Before I can answer, the basement door crashes open.
"Cullen!" Amber's voice pierces the tense silence. "What are you—Daddy?"
My heart plummets as she appears in the doorway, face pale with shock as she takes in the scene—her father bound to a chair,me standing over him with a gun. Her eyes, wide with horror, move between us, settling finally on me with a question I can't bear to see.
"Amber, get out of here," I order, though I know it's useless. My wife has proven herself as stubborn as she is beautiful.

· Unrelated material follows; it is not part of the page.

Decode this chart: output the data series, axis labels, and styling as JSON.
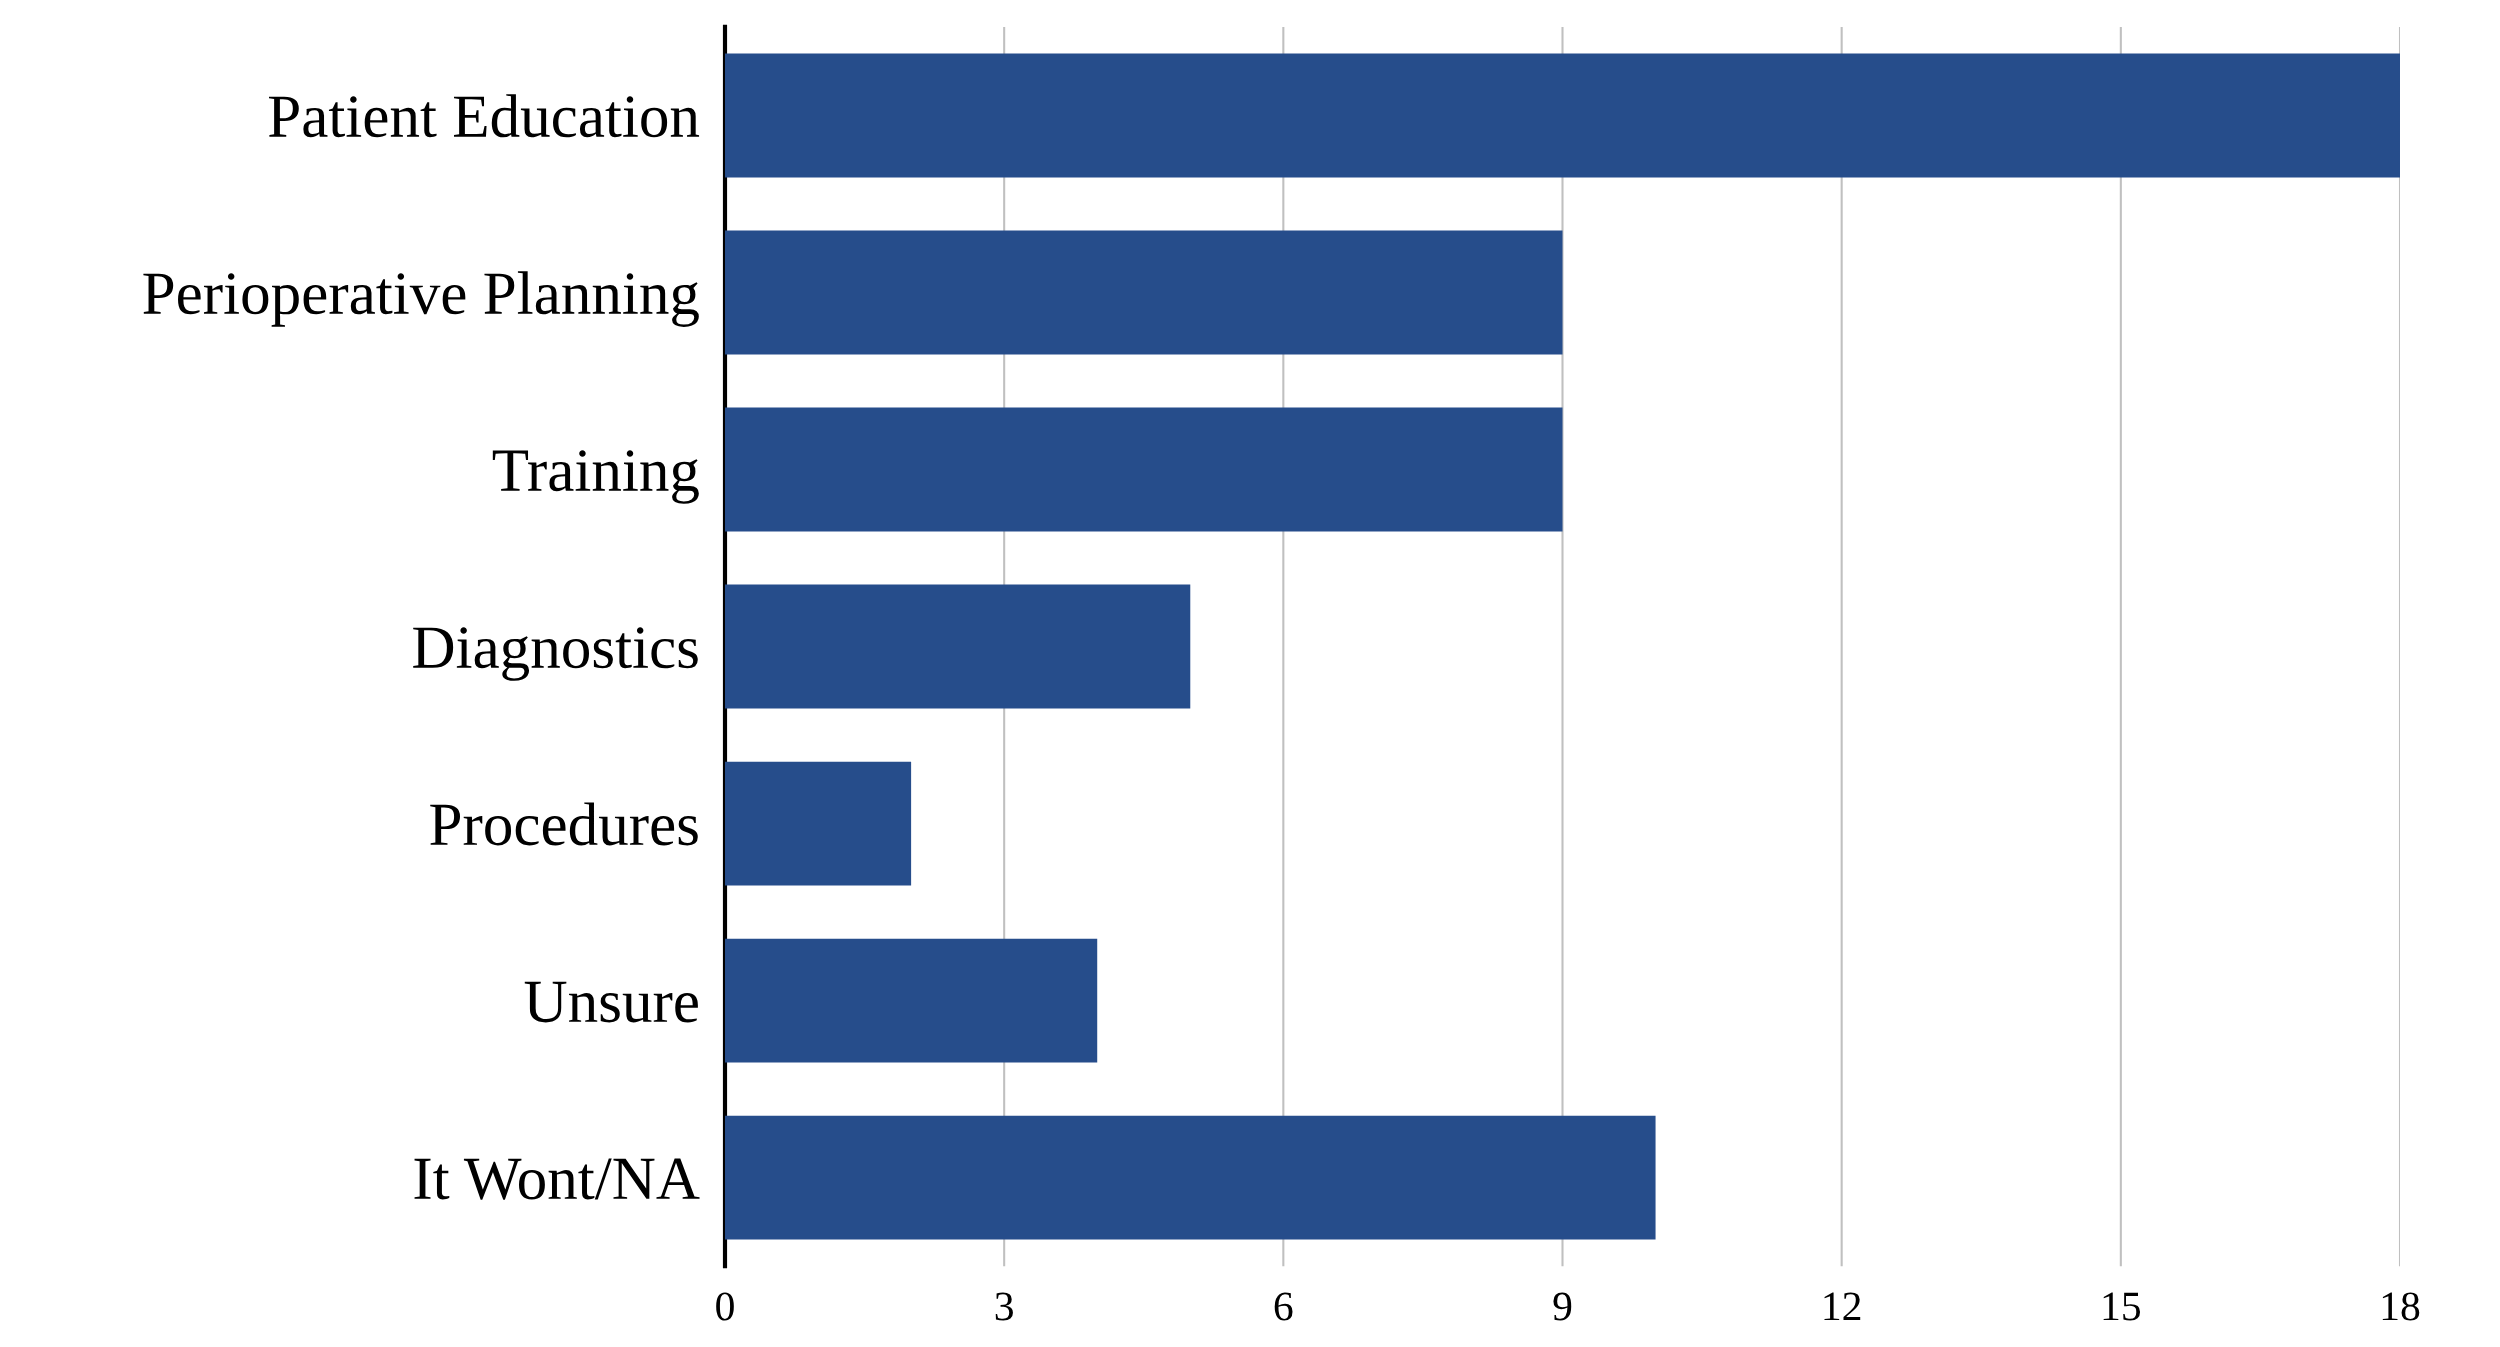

"Amber, honey," Richard's voice transforms instantly, becoming gentle, concerned. "Are you alright? Has he hurt you?"
She ignores him, stepping further into the room, focus entirely on me. "Cullen, what are you doing? Put the gun down."
The command in her voice surprises me. Gone is the shy girl I kidnapped; in her place stands a woman of quiet strength, unafraid even in this grim tableau.
"You don't understand," I tell her, though I don't lower the weapon. "What he did to me?—"
"I know what he did." She moves closer, slowly, as if approaching a wild animal. "You told me. He betrayed you, stole from you, tried to kill you. I believe you."
"Then you know why this has to happen." My voice sounds hollow even to my own ears.
"No." She shakes her head firmly. "No, it doesn't have to happen. Nothing has to happen." Another step closer. "Please, Cullen. This isn't you anymore."
"Isn't it?" The question tears from me, raw and desperate. "This is who I've been for fifteen years, Amber. The man planning this moment. The man living for revenge."